26 set, 2019 - 09:50
O Governo chinês é acusado de estar a matar membros de minorias religiosas para lhes retirar os órgãos para alimentar o negócio dos transplantes.
Há anos que existiam rumores sobre a prática, mas esta semana o Conselho dos Direitos Humanos da ONU recebeu um relatório que contém provas de que membros de grupos religiosos como a seita Falun Gong, ou os muçulmanos de etnia uighur, estão a ser mortos para que os seus órgãos sejam recolhidos e usados para transplante.
A investigação foi levada a cabo por uma comissão chefiada por Geoffrey Nice, o procurador do Tribunal Penal Internacional para os crimes cometidos na antiga Jugoslávia. Nice encabeçou a acusação contra Slobodan Milosevic, o antigo ditador daquele país, que morreu antes do final do seu julgamento.
Durante a apresentação ao Conselho dos Direitos Humanos, o advogado Hamid Sabi disse que a investigação tinha descoberto provas de que foram cometidos “crimes contra a humanidade” que tinham como alvos membros da Falun Gong, ao longo de pelo menos 20 anos.
Segundo Sabi os reclusos eram “mortos por encomenda… abertos ainda vivos para colher rins, fígados, corações, pulmões, córneas e pele que eram transformados em bens para venda”. Segundo a investigação também existem provas de que os mesmos crimes foram cometidos, mas em menor escala, contra outras minorias, incluindo uighures, tibetanos e também membros de algumas comunidades cristãs.
O advogado diz que estas provas criam uma obrigação legal para que a comunidade internacional tome medidas para acabar com a prática, que equipara a genocídio.
“Vítima a vítima, morte por morte, o gaseamento de judeus pelos nazis, o massacre dos Khmer Rouge ou a chacina de tutsis ruandeses pode não ser mais grave do que cortar os corações e outros órgãos de pessoas pacíficas, inofensivas, inocentes e vivas. Os Estados membros das Nações Unidas têm uma obrigação legal para fazer algo em relação a esta conduta criminal”, disse Sabi, em declarações reproduzidas pelo jornal britânico The Independent.
Perseguição religiosa
A China tem um longo historial quer de perseguição religiosa quer de práticas pouco éticas no campo do transplante. Durante anos era de conhecimento público que o Governo usava órgãos de condenados à morte, com suspeitas de que as execuções eram adiadas até haver necessidade de órgãos e depois levadas a cabo de forma a preservar as partes do corpo que eram necessárias. O Governo anunciou, contudo, que esta prática cessou em 2015.

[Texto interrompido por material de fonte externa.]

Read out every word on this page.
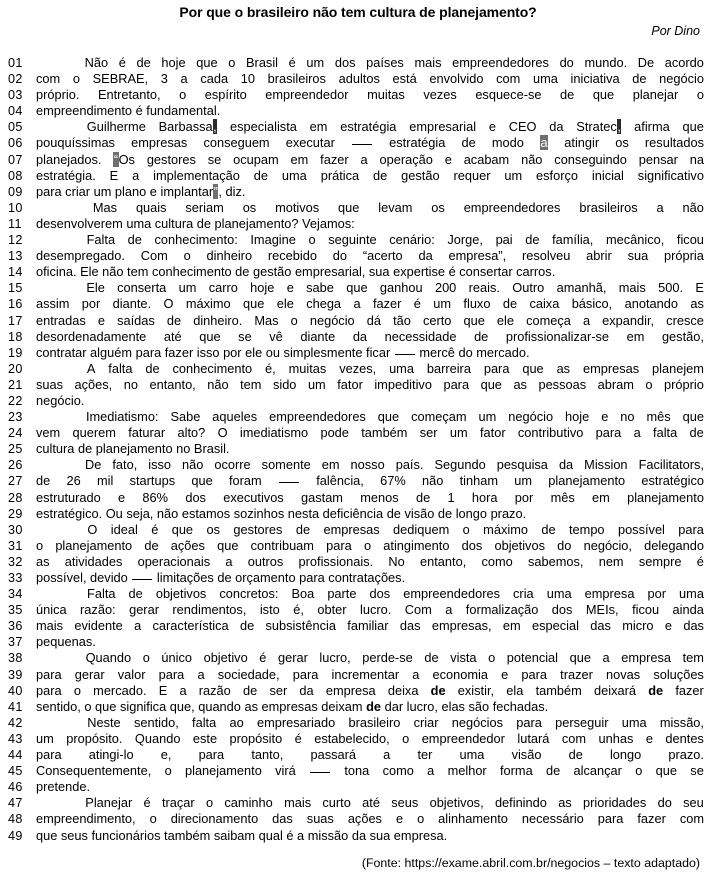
Por que o brasileiro não tem cultura de planejamento?
Por Dino
01	Não é de hoje que o Brasil é um dos países mais empreendedores do mundo. De acordo
02	com o SEBRAE, 3 a cada 10 brasileiros adultos está envolvido com uma iniciativa de negócio
03	próprio. Entretanto, o espírito empreendedor muitas vezes esquece-se de que planejar o
04	empreendimento é fundamental.
05	Guilherme Barbassa, especialista em estratégia empresarial e CEO da Stratec, afirma que
06	pouquíssimas empresas conseguem executar	estratégia de modo a atingir os resultados
07	planejados. “Os gestores se ocupam em fazer a operação e acabam não conseguindo pensar na
08	estratégia. E a implementação de uma prática de gestão requer um esforço inicial significativo
09	para criar um plano e implantar”, diz.
10	Mas quais seriam os motivos que levam os empreendedores brasileiros a não
11	desenvolverem uma cultura de planejamento? Vejamos:
12	Falta de conhecimento: Imagine o seguinte cenário: Jorge, pai de família, mecânico, ficou
13	desempregado. Com o dinheiro recebido do “acerto da empresa”, resolveu abrir sua própria
14	oficina. Ele não tem conhecimento de gestão empresarial, sua expertise é consertar carros.
15	Ele conserta um carro hoje e sabe que ganhou 200 reais. Outro amanhã, mais 500. E
16	assim por diante. O máximo que ele chega a fazer é um fluxo de caixa básico, anotando as
17	entradas e saídas de dinheiro. Mas o negócio dá tão certo que ele começa a expandir, cresce
18	desordenadamente até que se vê diante da necessidade de profissionalizar-se em gestão,
19	contratar alguém para fazer isso por ele ou simplesmente ficar  mercê do mercado.
20	A falta de conhecimento é, muitas vezes, uma barreira para que as empresas planejem
21	suas ações, no entanto, não tem sido um fator impeditivo para que as pessoas abram o próprio
22	negócio.
23	Imediatismo: Sabe aqueles empreendedores que começam um negócio hoje e no mês que
24	vem querem faturar alto? O imediatismo pode também ser um fator contributivo para a falta de
25	cultura de planejamento no Brasil.
26	De fato, isso não ocorre somente em nosso país. Segundo pesquisa da Mission Facilitators,
27	de 26 mil startups que foram	falência, 67% não tinham um planejamento estratégico
28	estruturado e 86% dos executivos gastam menos de 1 hora por mês em planejamento
29	estratégico. Ou seja, não estamos sozinhos nesta deficiência de visão de longo prazo.
30	O ideal é que os gestores de empresas dediquem o máximo de tempo possível para
31	o planejamento de ações que contribuam para o atingimento dos objetivos do negócio, delegando
32	as atividades operacionais a outros profissionais. No entanto, como sabemos, nem sempre é
33	possível, devido  limitações de orçamento para contratações.
34	Falta de objetivos concretos: Boa parte dos empreendedores cria uma empresa por uma
35	única razão: gerar rendimentos, isto é, obter lucro. Com a formalização dos MEIs, ficou ainda
36	mais evidente a característica de subsistência familiar das empresas, em especial das micro e das
37	pequenas.
38	Quando o único objetivo é gerar lucro, perde-se de vista o potencial que a empresa tem
39	para gerar valor para a sociedade, para incrementar a economia e para trazer novas soluções
40	para o mercado. E a razão de ser da empresa deixa de existir, ela também deixará de fazer
41	sentido, o que significa que, quando as empresas deixam de dar lucro, elas são fechadas.
42	Neste sentido, falta ao empresariado brasileiro criar negócios para perseguir uma missão,
43	um propósito. Quando este propósito é estabelecido, o empreendedor lutará com unhas e dentes
44	para atingi-lo e, para tanto, passará a ter uma visão de longo prazo.
45	Consequentemente, o planejamento virá	tona como a melhor forma de alcançar o que se
46	pretende.
47	Planejar é traçar o caminho mais curto até seus objetivos, definindo as prioridades do seu
48	empreendimento, o direcionamento das suas ações e o alinhamento necessário para fazer com
49	que seus funcionários também saibam qual é a missão da sua empresa.
(Fonte: https://exame.abril.com.br/negocios – texto adaptado)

Em relação a estas novas acusações, elas são negadas pelas autoridades em Pequim, que agora acusaram o Conselho dos Direitos Humanos da ONU de “perpetuar boatos”.
A prática religiosa é altamente desencorajada na China, ou mesmo proscrita. Os chineses só podem fazer parte de comunidades religiosas aprovadas pelo Estado e sujeitas ao controlo de “associações patrióticas” que recentemente receberam ordens para adaptar os seus ensinamentos e práticas à cultura chinesa, incluindo o socialismo.
No Tibete o Governo começou recentemente a elaborar nomes de todos os membros do partido ou funcionários públicos que tinham sido vistos a praticar o budismo tradicional da região e nos últimos anos várias igrejas e edifícios cristãos têm sido destruídos, havendo ainda muitos fiéis e clérigos detidos.
Mas a pior perseguição nos últimos tempos tem sido reservada para a comunidade muçulmana uighur. Há indícios de que mais de um milhão de uighures estão detidos, tendo sido enviados para “campos de reeducação”, algo que tem merecido muitas críticas da comunidade internacional.